Belakangan ini, publik sering dikejutkan oleh pernyataan seorang pejabat yang memicu kegaduhan. Hanya dalam hitungan jam, ucapan itu bisa menyebar luas lewat media dan media sosial, menjadi bahan perbincangan di warung kopi, grup WhatsApp keluarga, hingga trending topic di jagat maya.

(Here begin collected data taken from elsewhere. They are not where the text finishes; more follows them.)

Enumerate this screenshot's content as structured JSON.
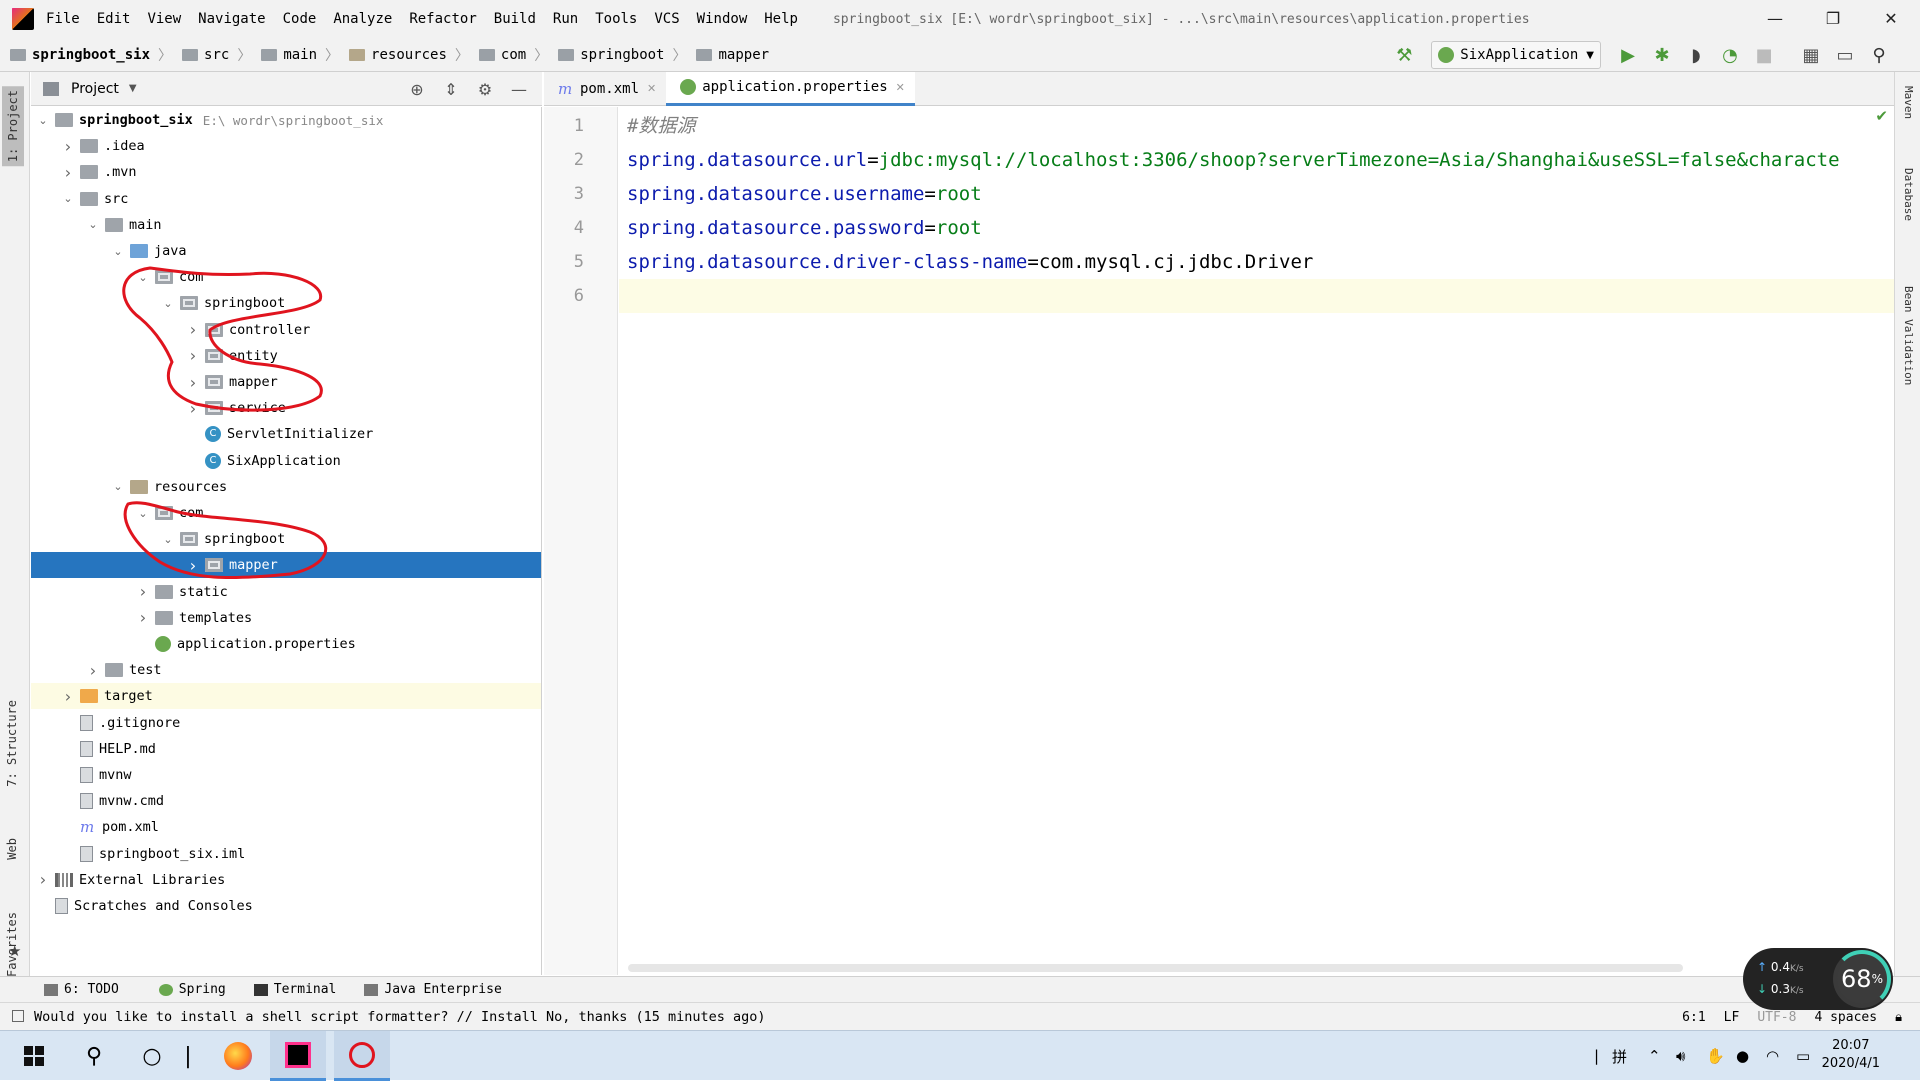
{
  "menubar": {
    "items": [
      "File",
      "Edit",
      "View",
      "Navigate",
      "Code",
      "Analyze",
      "Refactor",
      "Build",
      "Run",
      "Tools",
      "VCS",
      "Window",
      "Help"
    ],
    "title": "springboot_six [E:\\ wordr\\springboot_six] - ...\\src\\main\\resources\\application.properties",
    "window_controls": [
      "—",
      "❐",
      "✕"
    ]
  },
  "breadcrumbs": [
    "springboot_six",
    "src",
    "main",
    "resources",
    "com",
    "springboot",
    "mapper"
  ],
  "run_config": {
    "label": "SixApplication"
  },
  "left_tabs": {
    "project": "1: Project",
    "structure": "7: Structure",
    "web": "Web",
    "favorites": "2: Favorites"
  },
  "right_tabs": {
    "maven": "Maven",
    "database": "Database",
    "bean_validation": "Bean Validation"
  },
  "project_panel": {
    "title": "Project",
    "tree": [
      {
        "label": "springboot_six",
        "path": "E:\\ wordr\\springboot_six",
        "depth": 0,
        "arrow": "down",
        "icon": "folder",
        "bold": true
      },
      {
        "label": ".idea",
        "depth": 1,
        "arrow": "right",
        "icon": "folder"
      },
      {
        "label": ".mvn",
        "depth": 1,
        "arrow": "right",
        "icon": "folder"
      },
      {
        "label": "src",
        "depth": 1,
        "arrow": "down",
        "icon": "folder"
      },
      {
        "label": "main",
        "depth": 2,
        "arrow": "down",
        "icon": "folder"
      },
      {
        "label": "java",
        "depth": 3,
        "arrow": "down",
        "icon": "src"
      },
      {
        "label": "com",
        "depth": 4,
        "arrow": "down",
        "icon": "pkg"
      },
      {
        "label": "springboot",
        "depth": 5,
        "arrow": "down",
        "icon": "pkg"
      },
      {
        "label": "controller",
        "depth": 6,
        "arrow": "right",
        "icon": "pkg"
      },
      {
        "label": "entity",
        "depth": 6,
        "arrow": "right",
        "icon": "pkg"
      },
      {
        "label": "mapper",
        "depth": 6,
        "arrow": "right",
        "icon": "pkg"
      },
      {
        "label": "service",
        "depth": 6,
        "arrow": "right",
        "icon": "pkg"
      },
      {
        "label": "ServletInitializer",
        "depth": 6,
        "arrow": "",
        "icon": "cls"
      },
      {
        "label": "SixApplication",
        "depth": 6,
        "arrow": "",
        "icon": "cls"
      },
      {
        "label": "resources",
        "depth": 3,
        "arrow": "down",
        "icon": "res"
      },
      {
        "label": "com",
        "depth": 4,
        "arrow": "down",
        "icon": "pkg"
      },
      {
        "label": "springboot",
        "depth": 5,
        "arrow": "down",
        "icon": "pkg"
      },
      {
        "label": "mapper",
        "depth": 6,
        "arrow": "right",
        "icon": "pkg",
        "selected": true
      },
      {
        "label": "static",
        "depth": 4,
        "arrow": "right",
        "icon": "folder"
      },
      {
        "label": "templates",
        "depth": 4,
        "arrow": "right",
        "icon": "folder"
      },
      {
        "label": "application.properties",
        "depth": 4,
        "arrow": "",
        "icon": "leaf"
      },
      {
        "label": "test",
        "depth": 2,
        "arrow": "right",
        "icon": "folder"
      },
      {
        "label": "target",
        "depth": 1,
        "arrow": "right",
        "icon": "tgt",
        "highlight": true
      },
      {
        "label": ".gitignore",
        "depth": 1,
        "arrow": "",
        "icon": "file"
      },
      {
        "label": "HELP.md",
        "depth": 1,
        "arrow": "",
        "icon": "file"
      },
      {
        "label": "mvnw",
        "depth": 1,
        "arrow": "",
        "icon": "file"
      },
      {
        "label": "mvnw.cmd",
        "depth": 1,
        "arrow": "",
        "icon": "file"
      },
      {
        "label": "pom.xml",
        "depth": 1,
        "arrow": "",
        "icon": "mvn"
      },
      {
        "label": "springboot_six.iml",
        "depth": 1,
        "arrow": "",
        "icon": "file"
      },
      {
        "label": "External Libraries",
        "depth": 0,
        "arrow": "right",
        "icon": "lib"
      },
      {
        "label": "Scratches and Consoles",
        "depth": 0,
        "arrow": "",
        "icon": "file"
      }
    ]
  },
  "editor": {
    "tabs": [
      {
        "label": "pom.xml",
        "active": false,
        "icon": "mvn"
      },
      {
        "label": "application.properties",
        "active": true,
        "icon": "leaf"
      }
    ],
    "lines": [
      {
        "n": "1",
        "parts": [
          {
            "t": "#数据源",
            "c": "cm"
          }
        ]
      },
      {
        "n": "2",
        "parts": [
          {
            "t": "spring.datasource.url",
            "c": "k"
          },
          {
            "t": "=",
            "c": "d"
          },
          {
            "t": "jdbc:mysql://localhost:3306/shoop?serverTimezone=Asia/Shanghai&useSSL=false&characte",
            "c": "v"
          }
        ]
      },
      {
        "n": "3",
        "parts": [
          {
            "t": "spring.datasource.username",
            "c": "k"
          },
          {
            "t": "=",
            "c": "d"
          },
          {
            "t": "root",
            "c": "v"
          }
        ]
      },
      {
        "n": "4",
        "parts": [
          {
            "t": "spring.datasource.password",
            "c": "k"
          },
          {
            "t": "=",
            "c": "d"
          },
          {
            "t": "root",
            "c": "v"
          }
        ]
      },
      {
        "n": "5",
        "parts": [
          {
            "t": "spring.datasource.driver-class-name",
            "c": "k"
          },
          {
            "t": "=",
            "c": "d"
          },
          {
            "t": "com.mysql.cj.jdbc.Driver",
            "c": "d"
          }
        ]
      },
      {
        "n": "6",
        "parts": [],
        "current": true
      }
    ]
  },
  "bottom_tabs": [
    "6: TODO",
    "Spring",
    "Terminal",
    "Java Enterprise"
  ],
  "status": {
    "message": "Would you like to install a shell script formatter? // Install   No, thanks (15 minutes ago)",
    "position": "6:1",
    "line_sep": "LF",
    "encoding": "UTF-8",
    "indent": "4 spaces"
  },
  "net_widget": {
    "up": "0.4",
    "down": "0.3",
    "unit": "K/s",
    "percent": "68",
    "pct_sign": "%"
  },
  "taskbar": {
    "ime": "拼",
    "time": "20:07",
    "date": "2020/4/1"
  },
  "colors": {
    "selection": "#2675bf",
    "annotation": "#e0141e",
    "accent": "#4083c9"
  }
}
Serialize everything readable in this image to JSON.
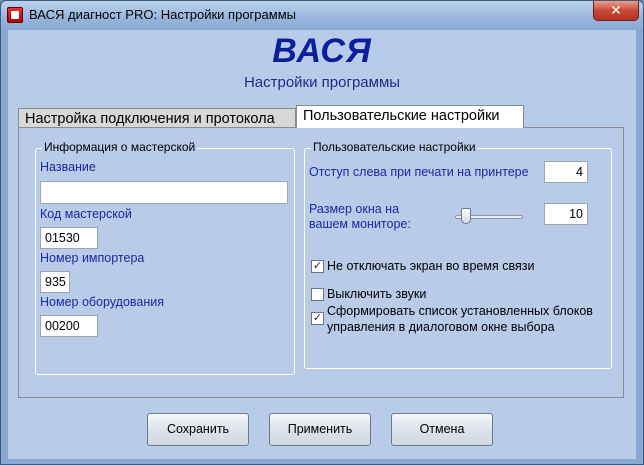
{
  "window": {
    "title": "ВАСЯ диагност PRO:  Настройки программы",
    "close_glyph": "✕"
  },
  "header": {
    "brand": "ВАСЯ",
    "subtitle": "Настройки программы"
  },
  "tabs": [
    {
      "label": "Настройка подключения и протокола",
      "active": false
    },
    {
      "label": "Пользовательские настройки",
      "active": true
    }
  ],
  "workshop_group": {
    "legend": "Информация о мастерской",
    "name_label": "Название",
    "name_value": "",
    "code_label": "Код мастерской",
    "code_value": "01530",
    "importer_label": "Номер импортера",
    "importer_value": "935",
    "equipment_label": "Номер оборудования",
    "equipment_value": "00200"
  },
  "user_group": {
    "legend": "Пользовательские настройки",
    "print_offset_label": "Отступ слева при печати на принтере",
    "print_offset_value": "4",
    "window_size_label_line1": "Размер окна на",
    "window_size_label_line2": "вашем мониторе:",
    "window_size_value": "10",
    "checkbox_screen": {
      "label": "Не отключать экран во время связи",
      "checked": true
    },
    "checkbox_sounds": {
      "label": "Выключить звуки",
      "checked": false
    },
    "checkbox_list": {
      "label_line1": "Сформировать список установленных блоков",
      "label_line2": "управления в диалоговом окне выбора",
      "checked": true
    },
    "check_glyph": "✓"
  },
  "buttons": {
    "save": "Сохранить",
    "apply": "Применить",
    "cancel": "Отмена"
  },
  "colors": {
    "brand": "#0b1f9c",
    "client_bg": "#b8cbe9",
    "label_blue": "#1a2aa0"
  }
}
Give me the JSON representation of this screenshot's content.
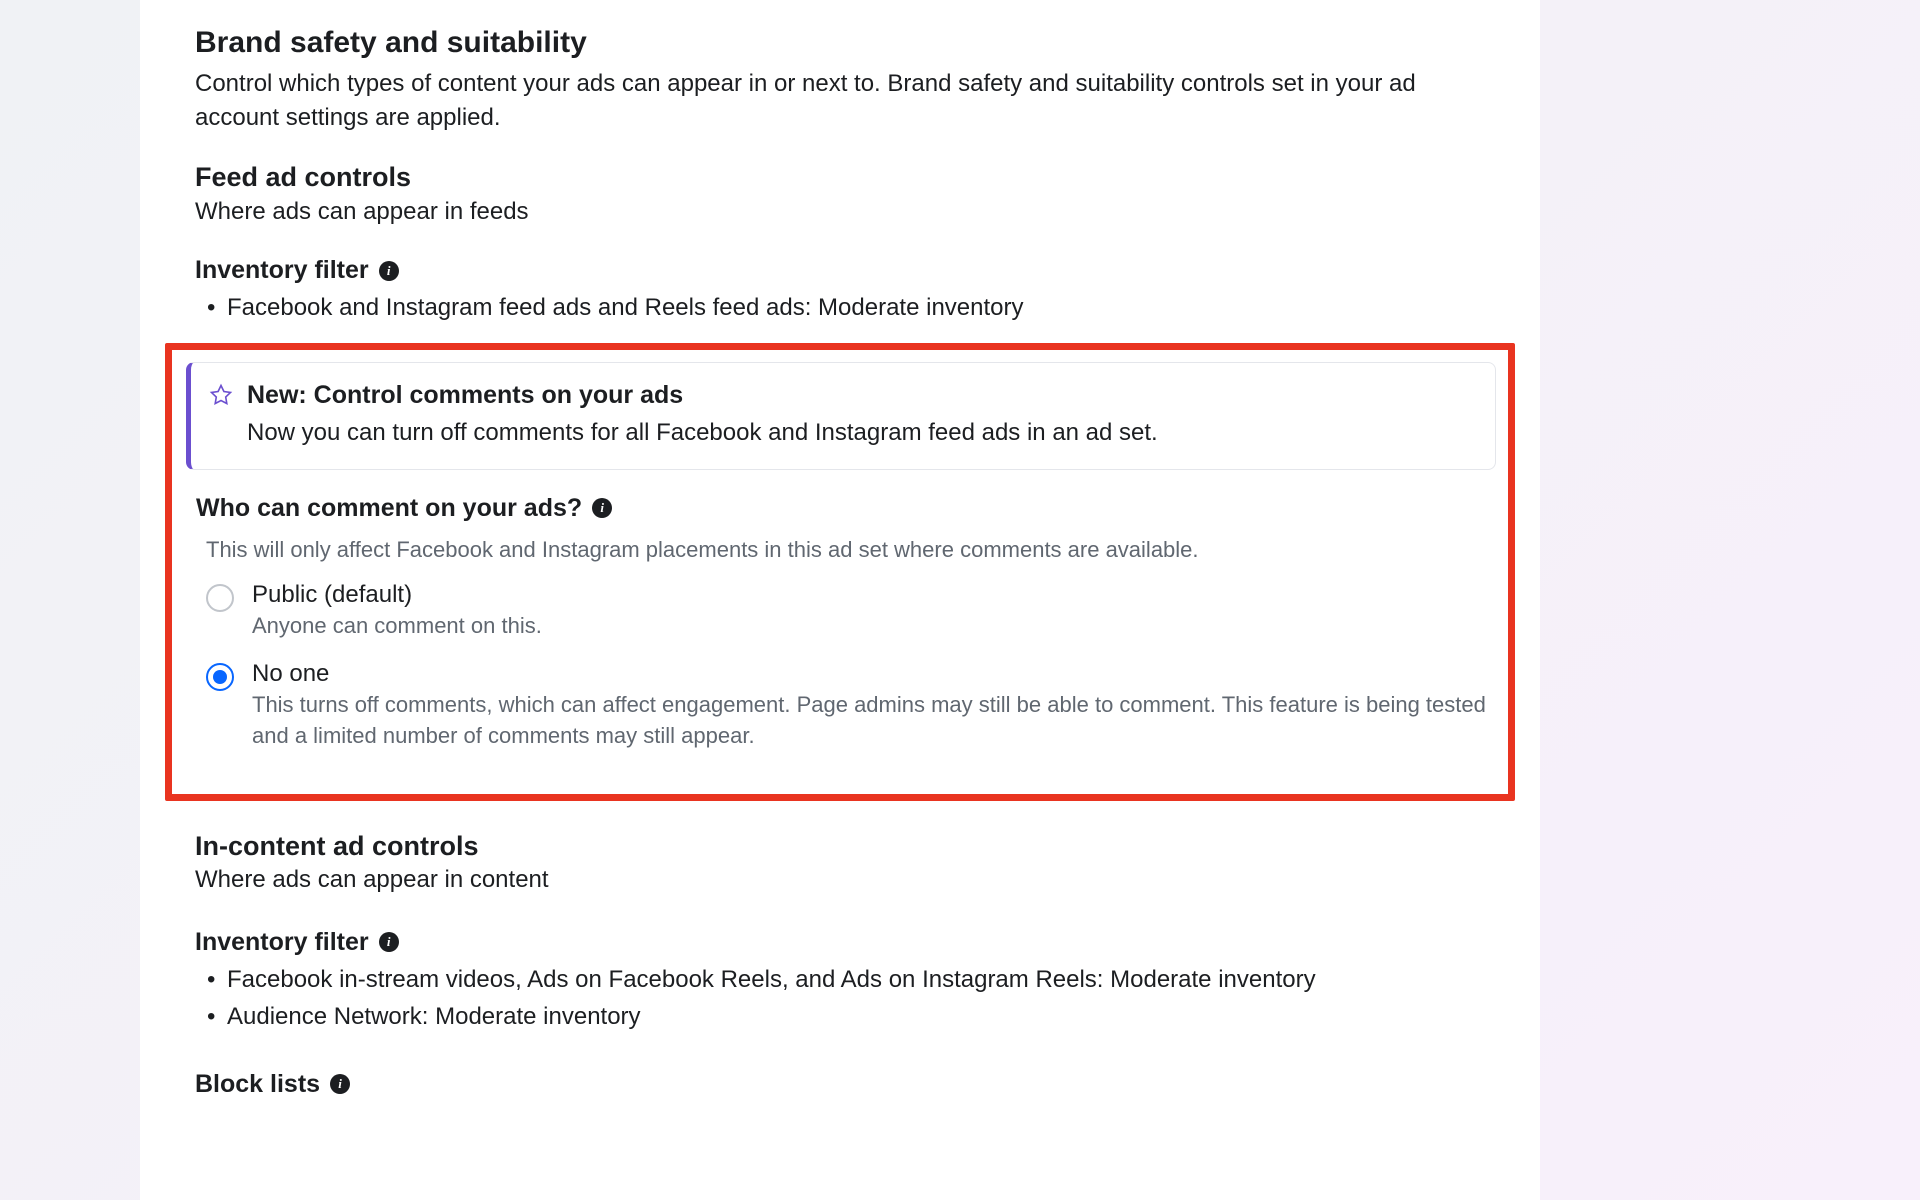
{
  "brandSafety": {
    "title": "Brand safety and suitability",
    "desc": "Control which types of content your ads can appear in or next to. Brand safety and suitability controls set in your ad account settings are applied."
  },
  "feedControls": {
    "title": "Feed ad controls",
    "desc": "Where ads can appear in feeds"
  },
  "inventoryFilter1": {
    "label": "Inventory filter",
    "items": [
      "Facebook and Instagram feed ads and Reels feed ads: Moderate inventory"
    ]
  },
  "callout": {
    "title": "New: Control comments on your ads",
    "desc": "Now you can turn off comments for all Facebook and Instagram feed ads in an ad set."
  },
  "commentSection": {
    "heading": "Who can comment on your ads?",
    "note": "This will only affect Facebook and Instagram placements in this ad set where comments are available.",
    "options": {
      "public": {
        "label": "Public (default)",
        "sub": "Anyone can comment on this."
      },
      "noone": {
        "label": "No one",
        "sub": "This turns off comments, which can affect engagement. Page admins may still be able to comment. This feature is being tested and a limited number of comments may still appear."
      }
    }
  },
  "inContent": {
    "title": "In-content ad controls",
    "desc": "Where ads can appear in content"
  },
  "inventoryFilter2": {
    "label": "Inventory filter",
    "items": [
      "Facebook in-stream videos, Ads on Facebook Reels, and Ads on Instagram Reels: Moderate inventory",
      "Audience Network: Moderate inventory"
    ]
  },
  "blockLists": {
    "label": "Block lists"
  }
}
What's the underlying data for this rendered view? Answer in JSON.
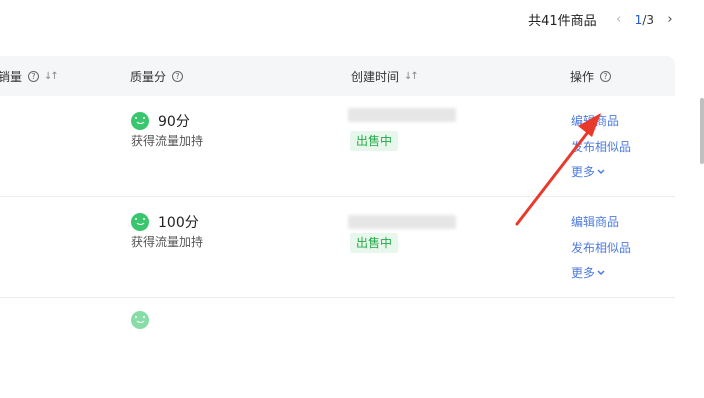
{
  "pager": {
    "total": "共41件商品",
    "prev_icon": "‹",
    "current_page": "1",
    "page_separator": "/",
    "total_pages": "3",
    "next_icon": "›"
  },
  "header": {
    "sales": "销量",
    "quality": "质量分",
    "created": "创建时间",
    "actions": "操作",
    "help_icon": "?",
    "sort_icon": "↓↑"
  },
  "rows": [
    {
      "score": "90分",
      "score_note": "获得流量加持",
      "status": "出售中",
      "actions": {
        "edit": "编辑商品",
        "publish_similar": "发布相似品",
        "more": "更多"
      }
    },
    {
      "score": "100分",
      "score_note": "获得流量加持",
      "status": "出售中",
      "actions": {
        "edit": "编辑商品",
        "publish_similar": "发布相似品",
        "more": "更多"
      }
    }
  ],
  "colors": {
    "link": "#4d7be0",
    "status_green": "#27a84b",
    "smile_green": "#3ac66e",
    "annotation_arrow": "#e8392b"
  },
  "icons": {
    "smile": "smile-face-icon",
    "chevron": "chevron-down-icon"
  }
}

Satu kalimat yang mungkin awalnya dimaksudkan sebagai candaan atau perumpamaan, berubah menjadi bahan kritik dan kekecewaan. Tidak jarang, sang pejabat akhirnya terpaksa meminta maaf secara terbuka, bahkan ada yang harus mundur dari jabatan.Â
Fenomena ini menunjukkan bahwa di era digital, kata-kata bukan sekadar suara yang menguap di udara, melainkan jejak yang terekam dan terus diputar ulang oleh publik.
Kearifan Lokal yang Tak Pernah Usang
Orang Sunda sejak lama memiliki pepatah bijak yang berbunyi:
"Jelema mah hade ku omong, goreng ku omong."
Artinya, manusia bisa dipandang baik karena ucapannya, tetapi bisa pula dianggap buruk karenanya. Dalam budaya Sunda, pepatah ini menjadi alarm agar kita senantiasa berhati-hati dalam berkata-kata, sebab ucapan yang keluar tidak bisa ditarik kembali.Â
Sekali terucap, kata itu akan hidup dan berkembang, bahkan bisa menimbulkan akibat yang tak terduga.
Jika kita tarik ke konteks kekinian, pepatah ini terasa begitu relevan. Bayangkan, jika di masa lalu omongan hanya terdengar oleh segelintir orang di sekitar kita, kini satu kalimat bisa menjangkau jutaan orang hanya lewat satu siaran langsung, konferensi pers, atau bahkan sebuah unggahan singkat di media sosial.
Tidak heran, publik kini lebih kritis terhadap ucapan para pejabat. Di satu sisi, mereka berharap pemimpin tampil tegas dan lugas, namun di sisi lain, masyarakat juga menuntut kesantunan dan kecermatan dalam memilih kata.